Princess consort is an official title or an informal designation that is normally accorded to the wife of a sovereign prince. The title may be used for the wife of a king if the more usual designation of queen consort is not used.

More informally, it may even be used to describe the family position of any woman who marries royalty non-morganatically, if the rank she derives from that marriage is at least that of a princess (e.g., Grace Kelly was Princess Consort during marriage, whereas Liliane Baels and Countess Juliana von Hauke are not usually so described).

The "consort" part is often dropped when speaking or writing of a princess consort, and the term is only capitalized when the title is borne officially.
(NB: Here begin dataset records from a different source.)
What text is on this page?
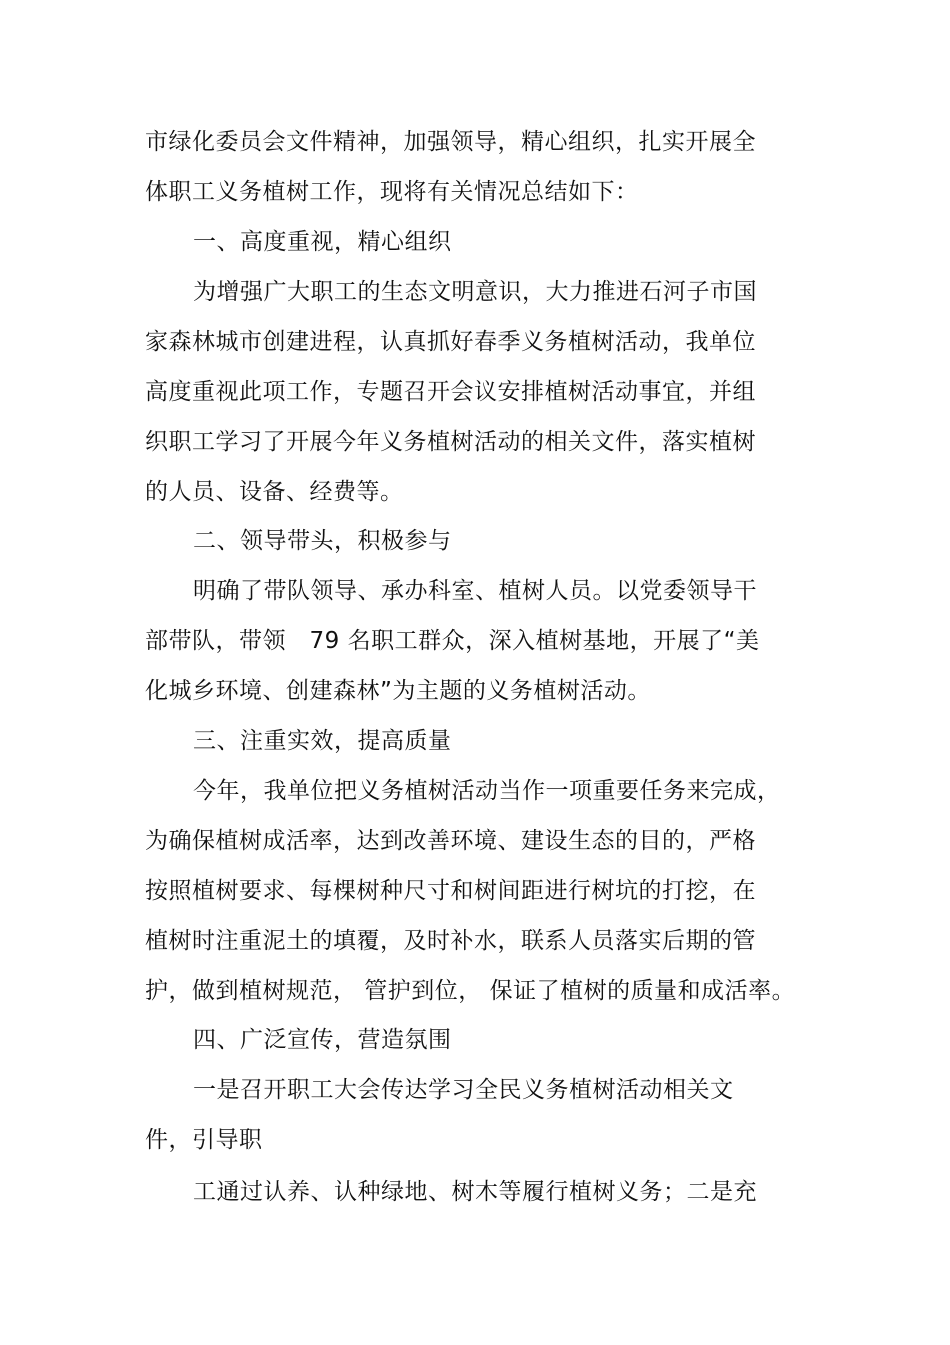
市绿化委员会文件精神，加强领导，精心组织，扎实开展全
体职工义务植树工作，现将有关情况总结如下：
一、高度重视，精心组织
为增强广大职工的生态文明意识，大力推进石河子市国
家森林城市创建进程，认真抓好春季义务植树活动，我单位
高度重视此项工作，专题召开会议安排植树活动事宜，并组
织职工学习了开展今年义务植树活动的相关文件，落实植树
的人员、设备、经费等。
二、领导带头，积极参与
明确了带队领导、承办科室、植树人员。以党委领导干
部带队，带领　79 名职工群众，深入植树基地，开展了“美
化城乡环境、创建森林”为主题的义务植树活动。
三、注重实效，提高质量
今年，我单位把义务植树活动当作一项重要任务来完成，
为确保植树成活率，达到改善环境、建设生态的目的，严格
按照植树要求、每棵树种尺寸和树间距进行树坑的打挖，在
植树时注重泥土的填覆，及时补水，联系人员落实后期的管
护，做到植树规范， 管护到位， 保证了植树的质量和成活率。
四、广泛宣传，营造氛围
一是召开职工大会传达学习全民义务植树活动相关文
件，引导职
工通过认养、认种绿地、树木等履行植树义务；二是充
Currently, there are two princess consorts: one the wife of a reigning sovereign king and the other the wife of a reigning sovereign prince.

United Kingdom
In 2005, Clarence House announced that, when Camilla, Duchess of Cornwall's husband Charles, Prince of Wales accedes to the throne of the United Kingdom, she would not use the legal style of queen consort. She intended to use the style of "princess consort", even though her husband would not be a sovereign prince but a sovereign king. Such a title has no historical precedent; under English common law, wives of kings automatically become queens. This was the case with all other women married to British kings regnant—with the exception of queens co-reigning with their husbands. In 2018, Clarence House removed the statement from its website, suggesting that Camilla would be styled as queen consort upon her husband's accession. In 2020, however, Clarence House released another statement announcing that, as established at the time of the marriage, upon the accession of the Prince of Wales, Camilla would assume the title of "princess consort" with the style HRH. In her 2022 Accession Day message, published to mark the 70th anniversary of her reign, Elizabeth II stated that it was her "sincere wish" for Camilla to be known as queen consort upon Charles's accession to the throne. In the event, when Charles ascended to the throne, Camilla did in fact become Queen Consort and was referred to as such in the announcement of the late Queen's death.

Morocco
The consort of King Mohammed VI of Morocco, Princess Lalla Salma, is styled as HRH the Princess Consort, the first Moroccan royal consort to receive any title.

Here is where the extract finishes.